Interdire les supports amoviblles suppose que vous offriez autre chose à vos équipes. Les solutions cloud permettent de partager des fichiers volumineux de manière sécurisée. Les services de transfert chiffré remplacent avantageusement les clés pour échanger avec vos partenaires externes. Les sauvegardes réseau centralisées garantissent que vos données importantes ne dépendent pas d'un support physique qui peut tomber en panne ou se perdre. Pensez également à investir dans un système de stockage cloud sécurisé sur lequel vos collaborateurs ou toute personne autorisée pourra déposer, échanger, consulter ou télécharger dossiers et données.

Ces solutions ont un coût, certes, mais beaucoup moins élevé qu'une cyberattaque réussie. Selon une étude du cabinet Asterès publiée en 2023, le coût moyen d'une cyberattaque réussie s'élevait 59 000 euros pour les organisations françaises. Des données plus récentes montrent même qu'en moyenne, chaque PME attaquée perd 466 000 euros.
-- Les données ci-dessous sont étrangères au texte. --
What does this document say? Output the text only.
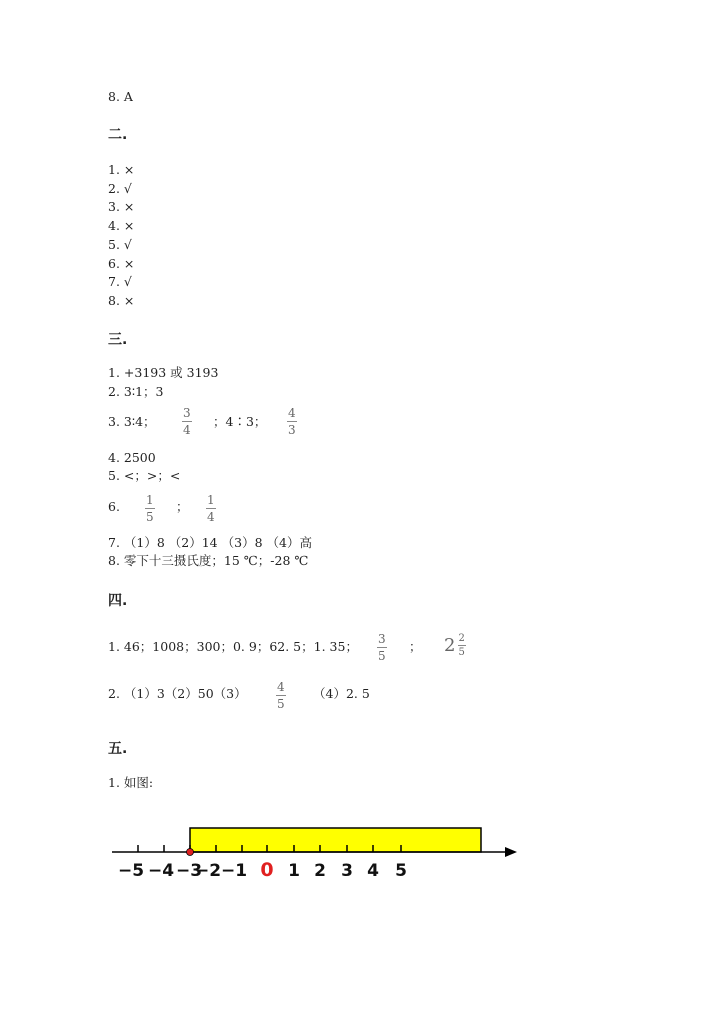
8. A
二.
1. ×
2. √
3. ×
4. ×
5. √
6. ×
7. √
8. ×
三.
1. +3193 或 3193
2. 3∶1；3
3. 3∶4；
3
4
；4∶3；
4
3
4. 2500
5. <；>；<
6. 1
5
； 1
4
7. （1）8 （2）14 （3）8 （4）高
8. 零下十三摄氏度；15 ℃；-28 ℃
四.
1. 46；1008；300；0. 9；62. 5；1. 35； 3
5
； $2 \frac{2}{5}$
2. （1）3（2）50（3）	4
5
（4）2. 5
五.
1. 如图:
−5 −4 −3
−2 −1 0 1 2 3 4 5
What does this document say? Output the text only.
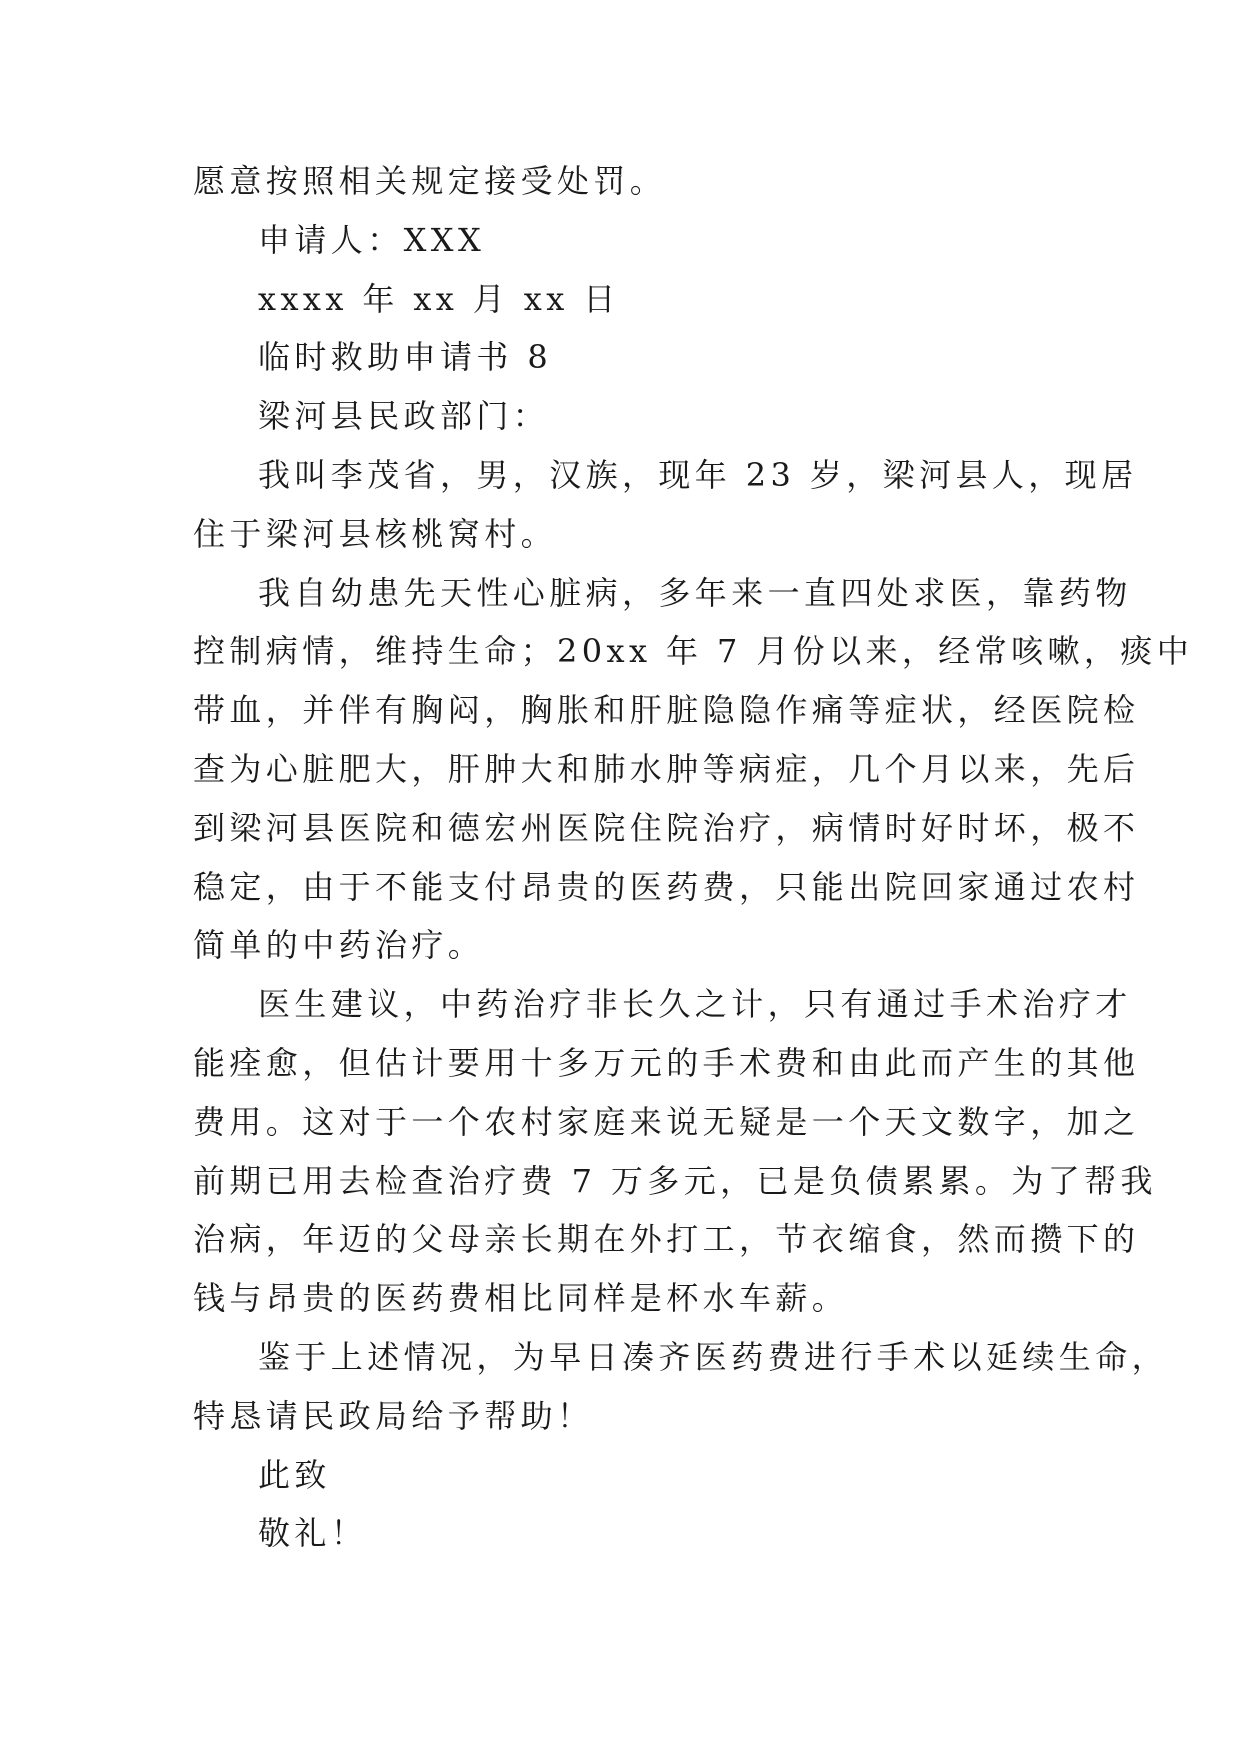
愿意按照相关规定接受处罚。
申请人：XXX
xxxx 年 xx 月 xx 日
临时救助申请书 8
梁河县民政部门：
我叫李茂省，男，汉族，现年 23 岁，梁河县人，现居
住于梁河县核桃窝村。
我自幼患先天性心脏病，多年来一直四处求医，靠药物
控制病情，维持生命；20xx 年 7 月份以来，经常咳嗽，痰中
带血，并伴有胸闷，胸胀和肝脏隐隐作痛等症状，经医院检
查为心脏肥大，肝肿大和肺水肿等病症，几个月以来，先后
到梁河县医院和德宏州医院住院治疗，病情时好时坏，极不
稳定，由于不能支付昂贵的医药费，只能出院回家通过农村
简单的中药治疗。
医生建议，中药治疗非长久之计，只有通过手术治疗才
能痊愈，但估计要用十多万元的手术费和由此而产生的其他
费用。这对于一个农村家庭来说无疑是一个天文数字，加之
前期已用去检查治疗费 7 万多元，已是负债累累。为了帮我
治病，年迈的父母亲长期在外打工，节衣缩食，然而攒下的
钱与昂贵的医药费相比同样是杯水车薪。
鉴于上述情况，为早日凑齐医药费进行手术以延续生命，
特恳请民政局给予帮助！
此致
敬礼！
Sans compter l'interruption de votre activité, la perte de vos données…. Une infection via une clé USB peut paralyser votre entreprise pendant des jours, parfois des semaines.

Vous pouvez commencer par auditer l'usage actuel des clés USB dans votre structure. Combien de vos collaborateurs en utilisent ? Pour quels usages ? D'où viennent ces clés ? Qui contrôle ce qui transite par ces supports ? Les réponses à ces questions vous révéleront des pratiques dangereuses dont vous n'aviez probablement pas conscience.

Organisez ensuite une formation pour vos équipes. Expliquez-leur pourquoi les clés USB représentent un danger réel, montrez-leur des exemples concrets d'attaques réussies, présentez-leur les alternatives que vous mettez à leur disposition.